The well-ordering principle states every non-empty set of positive integers has a least element. Logically equivalent to mathematical induction, it can prove statements by assuming a counterexample exists and deriving a contradiction via the least element.
You've worked with strong induction, which lets you assume the statement holds for all positive integers smaller than n in order to prove it for n. The well-ordering principle is a restatement of the same fundamental fact about the natural numbers from a different angle: every non-empty subset of the positive integers contains a smallest element. This might seem obvious — of course you can find the minimum — but it is a genuine axiom, not a logical tautology. The real numbers, for example, do *not* satisfy this property: the open interval (0, 1) is a non-empty set of positive numbers with no least element.
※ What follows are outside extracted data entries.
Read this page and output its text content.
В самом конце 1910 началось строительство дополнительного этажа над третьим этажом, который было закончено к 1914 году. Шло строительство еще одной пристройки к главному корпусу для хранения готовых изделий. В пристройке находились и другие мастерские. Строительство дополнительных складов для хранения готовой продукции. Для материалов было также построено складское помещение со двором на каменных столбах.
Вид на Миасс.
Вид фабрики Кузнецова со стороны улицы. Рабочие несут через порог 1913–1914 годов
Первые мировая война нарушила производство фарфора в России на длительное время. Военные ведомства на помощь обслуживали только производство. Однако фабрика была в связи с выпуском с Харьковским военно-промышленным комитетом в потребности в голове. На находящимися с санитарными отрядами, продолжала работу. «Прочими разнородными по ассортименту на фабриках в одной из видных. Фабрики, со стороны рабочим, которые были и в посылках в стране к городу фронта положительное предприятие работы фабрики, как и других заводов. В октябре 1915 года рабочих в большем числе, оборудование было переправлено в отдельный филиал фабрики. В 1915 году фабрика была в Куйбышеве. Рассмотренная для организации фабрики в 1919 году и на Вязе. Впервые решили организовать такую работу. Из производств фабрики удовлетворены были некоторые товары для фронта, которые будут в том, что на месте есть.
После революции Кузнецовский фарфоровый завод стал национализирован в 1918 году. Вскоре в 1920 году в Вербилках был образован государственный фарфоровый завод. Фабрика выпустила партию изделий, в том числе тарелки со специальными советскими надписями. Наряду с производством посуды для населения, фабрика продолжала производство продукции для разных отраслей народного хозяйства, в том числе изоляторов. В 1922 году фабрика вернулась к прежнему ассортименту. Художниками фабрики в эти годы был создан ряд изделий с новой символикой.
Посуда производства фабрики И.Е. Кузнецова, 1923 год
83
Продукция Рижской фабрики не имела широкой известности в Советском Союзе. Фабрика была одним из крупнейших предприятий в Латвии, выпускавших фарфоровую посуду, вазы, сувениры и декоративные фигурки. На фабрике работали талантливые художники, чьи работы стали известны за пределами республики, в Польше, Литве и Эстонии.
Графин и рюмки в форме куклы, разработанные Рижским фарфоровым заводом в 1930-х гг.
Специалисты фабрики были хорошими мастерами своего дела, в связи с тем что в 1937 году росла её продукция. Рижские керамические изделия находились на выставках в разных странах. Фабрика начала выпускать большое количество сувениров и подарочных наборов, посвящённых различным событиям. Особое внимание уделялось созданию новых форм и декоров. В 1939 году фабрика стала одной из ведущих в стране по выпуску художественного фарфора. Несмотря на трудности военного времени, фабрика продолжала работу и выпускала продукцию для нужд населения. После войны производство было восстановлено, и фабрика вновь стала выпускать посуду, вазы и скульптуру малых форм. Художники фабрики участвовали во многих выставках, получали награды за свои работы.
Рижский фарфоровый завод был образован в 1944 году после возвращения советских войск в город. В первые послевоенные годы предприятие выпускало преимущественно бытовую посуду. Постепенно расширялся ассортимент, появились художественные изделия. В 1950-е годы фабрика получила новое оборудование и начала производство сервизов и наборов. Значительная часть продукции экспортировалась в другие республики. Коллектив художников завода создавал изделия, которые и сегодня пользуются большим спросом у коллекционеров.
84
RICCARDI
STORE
The logical equivalence between well-ordering and induction is deep. Given well-ordering, you can derive induction: if P(1) holds and P(k) → P(k+1) for all k, suppose for contradiction that P fails somewhere. The set of failures is a non-empty set of positive integers, so by well-ordering it has a least element n. Since P(1) holds, n > 1. Since n is the *least* failure, P(n−1) is true. But then P(n−1) → P(n) gives P(n) — contradiction. Conversely, induction implies well-ordering. The two principles are two faces of the same structural fact about ℕ.
Well-ordering suggests a direct proof technique distinct from induction's step-by-step structure: proof by minimal counterexample. To prove a statement P holds for all positive integers, assume for contradiction that it fails for some positive integer. By well-ordering, there is a *smallest* counterexample — call it n. Now derive a contradiction: either show that a smaller counterexample must exist (ruling out n being minimal), or show directly that P(n) must hold (contradicting it being a counterexample). For example, to prove every integer greater than 1 has a prime factor: if not, let n be the smallest integer greater than 1 with no prime factor. Then n is not prime (or it would be its own prime factor), so n = ab with 1 < a, b < n. Since a < n and n was minimal, a has a prime factor p. But p divides a and a divides n, so p divides n — contradiction.
Choose between well-ordering and induction based on which argument flows more naturally. Induction is more natural when you can explicitly build P(n) from P(n−1). Well-ordering (minimal counterexample) is often cleaner when the proof works by contradiction and the structure of the "smallest failure" is easier to analyze than an inductive step. Both are always available for any statement about positive integers, and facility with both gives you the flexibility to pick the proof that reads most transparently.